Kualitas Remaja Jadi Kunci Cegah Stunting

Kualitas kesehatan remaja menjadi kunci dalam mencegah stunting. Hal ini disampaikan oleh Kepala Dinas Kesehatan Kota Bandung, Rita Verita pada Gebyar Sanitasi Total Berbasis Masyarakat (STBM) Stunting dengan Penggerakkan Pelaksanaan Intervensi Spesifik dan Sensitif, Senin (16/11/2020).
“Stunting ini permasalahan yang tidak bisa selesai dengan satu cara, melainkan harus diselesaikan dari segala tingkatan, terutama dengan meningkatkan kualitas remaja putri yang kelak akan melahirkan generasi selanjutnya,” jelas Rita.
Ia menyebutkan bahwa angka stunting di Kota Bandung masih tinggi. Hasil data Pemantauan Status Gizi (PSG) tahun 2017 angka stunting di Kota Bandung sebesar 25,8% lalu turun ke angka 21,74% berdasarkan hasil Riset Kesehatan Dasar. Namun, angka ini kembali naik menjadi 28,12% di tahun 2019 berdasarkan Survei Studi Status Gizi Balita Indonesia (SSGBI).
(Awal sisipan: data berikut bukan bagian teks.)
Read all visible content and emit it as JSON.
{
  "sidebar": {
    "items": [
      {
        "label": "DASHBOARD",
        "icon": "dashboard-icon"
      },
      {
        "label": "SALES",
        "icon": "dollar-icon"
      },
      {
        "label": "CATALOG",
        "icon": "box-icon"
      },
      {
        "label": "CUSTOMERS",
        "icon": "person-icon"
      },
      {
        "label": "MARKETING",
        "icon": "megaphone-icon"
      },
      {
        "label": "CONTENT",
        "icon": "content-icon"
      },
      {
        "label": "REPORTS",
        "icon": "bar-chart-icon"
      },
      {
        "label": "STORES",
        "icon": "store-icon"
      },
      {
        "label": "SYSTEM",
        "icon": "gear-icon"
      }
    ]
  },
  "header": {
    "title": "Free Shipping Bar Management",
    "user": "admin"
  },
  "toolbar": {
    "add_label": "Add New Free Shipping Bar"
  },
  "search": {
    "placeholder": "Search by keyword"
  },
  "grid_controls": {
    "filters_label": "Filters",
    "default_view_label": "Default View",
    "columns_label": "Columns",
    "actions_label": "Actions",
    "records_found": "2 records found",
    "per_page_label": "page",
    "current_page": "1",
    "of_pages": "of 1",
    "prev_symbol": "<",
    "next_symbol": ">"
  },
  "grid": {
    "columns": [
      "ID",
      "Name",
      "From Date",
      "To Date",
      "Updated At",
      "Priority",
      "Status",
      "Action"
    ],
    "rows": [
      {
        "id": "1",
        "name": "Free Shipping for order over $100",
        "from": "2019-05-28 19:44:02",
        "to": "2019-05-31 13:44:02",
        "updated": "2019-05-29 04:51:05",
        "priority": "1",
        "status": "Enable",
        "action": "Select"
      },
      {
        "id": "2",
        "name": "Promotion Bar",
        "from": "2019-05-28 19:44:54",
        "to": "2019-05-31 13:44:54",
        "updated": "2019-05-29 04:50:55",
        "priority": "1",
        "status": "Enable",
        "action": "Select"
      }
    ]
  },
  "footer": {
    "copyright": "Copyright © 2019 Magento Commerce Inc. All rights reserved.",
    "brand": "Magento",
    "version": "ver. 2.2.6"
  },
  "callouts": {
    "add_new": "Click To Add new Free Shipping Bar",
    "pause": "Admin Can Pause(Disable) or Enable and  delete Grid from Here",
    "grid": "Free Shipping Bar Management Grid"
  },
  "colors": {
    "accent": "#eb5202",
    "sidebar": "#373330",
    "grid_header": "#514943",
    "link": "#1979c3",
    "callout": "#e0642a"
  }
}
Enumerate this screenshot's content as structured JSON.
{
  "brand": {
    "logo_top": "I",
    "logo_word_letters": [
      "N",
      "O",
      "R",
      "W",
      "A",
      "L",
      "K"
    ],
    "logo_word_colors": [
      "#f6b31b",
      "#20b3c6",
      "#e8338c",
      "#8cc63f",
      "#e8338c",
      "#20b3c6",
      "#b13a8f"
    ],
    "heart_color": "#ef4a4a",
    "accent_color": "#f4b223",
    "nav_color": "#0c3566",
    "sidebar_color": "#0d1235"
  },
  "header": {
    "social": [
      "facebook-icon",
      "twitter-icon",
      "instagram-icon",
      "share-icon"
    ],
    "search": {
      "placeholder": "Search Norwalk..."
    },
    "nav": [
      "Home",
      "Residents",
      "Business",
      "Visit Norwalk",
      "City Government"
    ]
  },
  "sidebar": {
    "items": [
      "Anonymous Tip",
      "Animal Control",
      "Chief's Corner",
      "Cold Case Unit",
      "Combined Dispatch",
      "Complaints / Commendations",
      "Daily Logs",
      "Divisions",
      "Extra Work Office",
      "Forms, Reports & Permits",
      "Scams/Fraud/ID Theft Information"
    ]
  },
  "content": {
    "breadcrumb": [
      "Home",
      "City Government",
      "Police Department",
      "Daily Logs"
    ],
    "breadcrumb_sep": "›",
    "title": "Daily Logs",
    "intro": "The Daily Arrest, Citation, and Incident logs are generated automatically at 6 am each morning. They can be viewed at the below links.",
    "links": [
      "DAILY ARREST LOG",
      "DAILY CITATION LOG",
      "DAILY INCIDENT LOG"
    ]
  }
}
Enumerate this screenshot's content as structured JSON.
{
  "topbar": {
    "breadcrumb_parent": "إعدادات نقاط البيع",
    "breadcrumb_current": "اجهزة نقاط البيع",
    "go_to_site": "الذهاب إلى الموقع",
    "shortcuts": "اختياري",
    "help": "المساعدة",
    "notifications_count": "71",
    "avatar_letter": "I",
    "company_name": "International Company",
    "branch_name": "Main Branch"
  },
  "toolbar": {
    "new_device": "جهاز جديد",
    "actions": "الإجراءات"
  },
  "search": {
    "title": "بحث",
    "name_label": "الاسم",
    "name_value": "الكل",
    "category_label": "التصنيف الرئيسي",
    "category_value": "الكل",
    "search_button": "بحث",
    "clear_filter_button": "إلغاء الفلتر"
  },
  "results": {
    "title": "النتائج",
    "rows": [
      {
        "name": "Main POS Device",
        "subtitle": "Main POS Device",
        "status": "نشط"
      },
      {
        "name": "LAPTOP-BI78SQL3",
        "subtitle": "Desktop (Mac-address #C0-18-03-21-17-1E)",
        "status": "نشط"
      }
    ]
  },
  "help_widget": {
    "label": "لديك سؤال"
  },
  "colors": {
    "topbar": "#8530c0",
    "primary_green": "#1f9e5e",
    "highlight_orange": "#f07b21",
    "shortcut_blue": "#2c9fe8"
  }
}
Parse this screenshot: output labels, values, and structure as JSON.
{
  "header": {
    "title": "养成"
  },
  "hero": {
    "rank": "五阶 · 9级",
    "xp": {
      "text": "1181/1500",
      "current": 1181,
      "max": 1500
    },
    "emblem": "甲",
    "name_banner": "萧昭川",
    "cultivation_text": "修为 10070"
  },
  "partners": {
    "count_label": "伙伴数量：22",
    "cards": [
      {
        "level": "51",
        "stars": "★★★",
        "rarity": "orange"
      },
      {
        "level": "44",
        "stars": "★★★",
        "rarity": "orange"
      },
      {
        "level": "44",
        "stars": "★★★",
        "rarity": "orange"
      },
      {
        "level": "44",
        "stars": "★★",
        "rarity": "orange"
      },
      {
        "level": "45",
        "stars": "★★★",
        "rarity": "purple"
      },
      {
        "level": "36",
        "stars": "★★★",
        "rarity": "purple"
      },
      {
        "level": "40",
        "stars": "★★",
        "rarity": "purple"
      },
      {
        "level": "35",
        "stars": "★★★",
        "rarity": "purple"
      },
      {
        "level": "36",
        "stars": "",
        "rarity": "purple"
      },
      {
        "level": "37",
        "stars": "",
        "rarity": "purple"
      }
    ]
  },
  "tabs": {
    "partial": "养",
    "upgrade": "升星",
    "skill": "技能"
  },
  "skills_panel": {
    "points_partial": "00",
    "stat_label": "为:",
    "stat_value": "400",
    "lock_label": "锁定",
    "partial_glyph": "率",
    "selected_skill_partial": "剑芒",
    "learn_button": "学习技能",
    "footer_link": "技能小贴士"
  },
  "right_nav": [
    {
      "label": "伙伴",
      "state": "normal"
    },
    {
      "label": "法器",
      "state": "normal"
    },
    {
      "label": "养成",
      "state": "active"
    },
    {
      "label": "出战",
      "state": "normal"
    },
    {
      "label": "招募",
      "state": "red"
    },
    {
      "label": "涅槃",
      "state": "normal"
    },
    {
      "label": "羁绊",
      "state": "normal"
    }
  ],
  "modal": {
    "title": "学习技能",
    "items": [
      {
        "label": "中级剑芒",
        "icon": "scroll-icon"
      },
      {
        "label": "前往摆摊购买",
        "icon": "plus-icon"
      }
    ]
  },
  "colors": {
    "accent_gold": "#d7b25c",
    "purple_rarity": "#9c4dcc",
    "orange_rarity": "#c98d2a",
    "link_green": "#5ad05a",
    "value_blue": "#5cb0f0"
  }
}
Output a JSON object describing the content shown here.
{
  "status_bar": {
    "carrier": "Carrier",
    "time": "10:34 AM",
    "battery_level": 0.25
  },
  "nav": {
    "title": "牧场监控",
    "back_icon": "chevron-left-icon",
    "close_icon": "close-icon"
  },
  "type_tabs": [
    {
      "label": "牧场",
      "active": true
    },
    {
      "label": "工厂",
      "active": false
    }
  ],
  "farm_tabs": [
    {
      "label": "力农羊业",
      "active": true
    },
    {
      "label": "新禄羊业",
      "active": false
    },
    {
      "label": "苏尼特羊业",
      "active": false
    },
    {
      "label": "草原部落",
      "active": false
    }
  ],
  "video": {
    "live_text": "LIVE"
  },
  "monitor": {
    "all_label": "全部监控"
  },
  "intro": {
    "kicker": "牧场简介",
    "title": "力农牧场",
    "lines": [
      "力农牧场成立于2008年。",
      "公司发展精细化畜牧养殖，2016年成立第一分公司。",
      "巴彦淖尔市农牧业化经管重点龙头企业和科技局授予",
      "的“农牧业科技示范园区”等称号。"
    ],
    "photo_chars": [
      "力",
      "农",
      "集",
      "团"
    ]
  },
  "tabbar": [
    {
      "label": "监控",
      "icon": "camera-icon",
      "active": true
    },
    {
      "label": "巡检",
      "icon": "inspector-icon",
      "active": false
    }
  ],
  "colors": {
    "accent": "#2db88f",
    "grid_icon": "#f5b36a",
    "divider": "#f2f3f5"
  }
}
Stunting adalah kondisi gagal tumbuh pada balita karena kekurangan gizi kronis pada 1000 Hari Pertama Kehidupan (HPK). Hal ini salah satunya disebabkan oleh kualitas kesehatan anak-anak dan remaja yang kurang mendapatkan asupan gizi seimbang juga remaja putri yang mengalami anemia karena kekurangan zat besi.
“Sekarang banyak makanan kekinian tinggi gula dan lemak, tapi rendah serat dan ini disukai anak-anak dan remaja, padahal makanan tersebut dapat menyebabkan obesitas dan meningkatkan risiko Penyakit Tidak Menular (PTM),” tambah Rita.
Ia menyebutkan, pencegahan masalah gizi pada anak usia remaja bisa dilakukan dengan menjaga pola hidup sehat dan makan makanan bergizi seimbang. Hal ini dapat dicapai dengan melakukan intervensi gizi spesifik dan sensitif oleh seluruh pihak terkait agar para remaja yang kelak akan menjadi orang tua dapat menghasilkan generasi yang unggul dan sehat.
“Kami punya program REMBULAN (Remaja Bandung Unggul Tanpa Anemia) yang mengajak remaja putri mengonsumsi tablet tambah darah secara rutin. Dalam program ini kami bentuk juga kader REMBULAN yang dibekali ilmu tentang penting nya tablet tambah darah agar remaja putri semakin paham pentingnya mencukupi asupan zat besi dalam tablet tambah darah serta bisa mengajak teman-teman sebayanya untuk mengonsumsi tablet tambah darah,” paparnya.
Rita juga mengajak agar para remaja dapat menerapkan empat pilar gizi seimbang, yakni mengonsumsi aneka ragam pangan, membiasakan berperilaku hidup bersih dan sehat, melakukan aktivitas fisik, serta memantau berat badan secara teratur.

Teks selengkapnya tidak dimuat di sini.